J.-F. Hory : Je n'ai aucune opposition personnelle à l'égard de Jospin et de sa personnalité. C'est la méthode qui n'est pas bonne. On nous reproche de diviser. Que penserait-on d'une équipe de football qui, au début de la Coupe de France, dirait à tous les autres clubs : "renoncez à jouer pour que nous soyons sûrs d'être en finale". La bonne méthode n'est pas celle-là. Il y a dans la gauche une famille radicale, une famille socialiste, une famille communiste et chacune a le droit d'avoir un candidat et nous, nous en avons le devoir puisque nous estimons que nous sommes en charge de la modernisation de la gauche. Nous devons la débarrasser de tous ses archaïsmes et de ses dogmatismes.

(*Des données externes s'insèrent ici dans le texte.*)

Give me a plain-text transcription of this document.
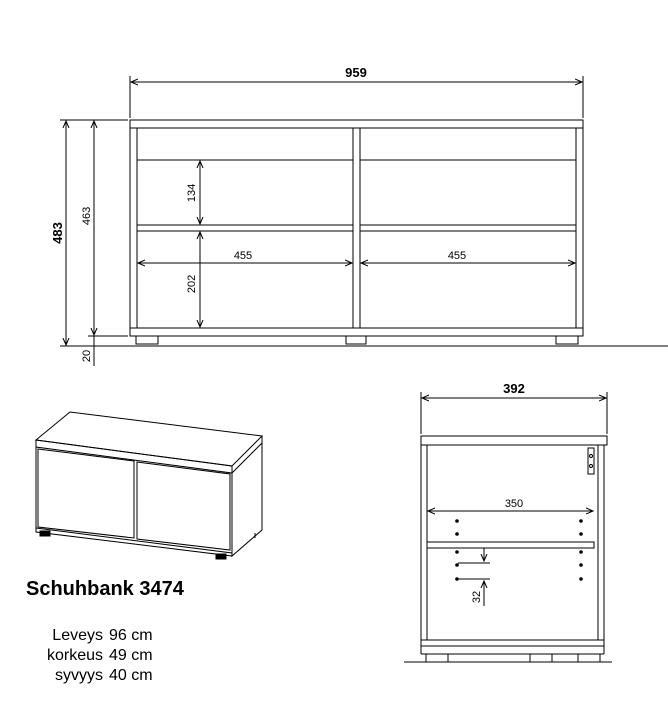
959
483
463
20
134
202
455	455
392
350
32
Schuhbank 3474
Leveys 96 cm
korkeus 49 cm
syvyys 40 cm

Celui qui divise c'est celui qui désigne un candidat sans consulter les autres, qui notifie son choix en demandant aux autres d'obéir sans discuter et qui n'engage même pas de concertation sur les thèmes de fond des présidentielles.
F.-O. Giesbert : Le diviseur c'est Jospin…
J.-F. Hory : C'est le candidat du PS.
F.-O. Giesbert : En plus il est archaïque…
J.-F. Hory : À tort ou à raison, les gens attribuent à L. Jospin une image archaïque et dogmatique.
F.-O. Giesbert : Mais Jospin se dit prêt à reprendre à son compte les thèmes de la laïcité, de la citoyenneté et du chômage des jeunes que vous aviez lancés. Qu'est-ce qui a cloché ?
J.-F. Hory : Ça c'est parler en termes généraux et vagues. Moi j'indique trois thèmes qui seront au centre de ma campagne : le chômage des jeunes doit être formellement hors-la-loi. Qui est d'accord pour ça? Deuxièmement, je veux qu'on arrive à la fiscalisation du financement de la Sécurité sociale. Qui est d'accord pour ça ? Troisièmement, je suis pour une Europe fédérale et qu'on s'y engage résolument. Qui est d'accord pour ça ? Qu'on réponde à ces questions. Il ne s'agit pas de littérature ni de faire des discours et des incantations sur le rassemblement.
F.-O. Giesbert : Franchement, ne seriez-vous pas un peu teigneux, rancunier, narcissique sur les bords ?
J.-F. Hory : J'ai bien noté qu'on essayait de me faire cette mauvaise réputation. Elle est très surfaite.
F.-O. Giesbert : Vous êtes un brave type ?
J.-F. Hory : Je ne dirais pas que je suis un brave type avec la connotation péjorative que vous donnez à l'expression. Simplement, je ne fais pas intervenir de considérations personnelles dans mes jugements politiques. Je crois que le projet de Radical est utile au débat et, s'il prospère, je crois qu'il sera utile au pays. Quand on porte des idées importantes comme les idées radicales aujourd'hui, il faut aller les proposer aux citoyens.
Jeudi 23 février 1995
France 2
B. Masure : Comme M. Crépeau, la veuve de P. Mendes-France vous demande de vous retirer et vous reproche de prendre une lourde responsabilité vis-à-vis de la gauche.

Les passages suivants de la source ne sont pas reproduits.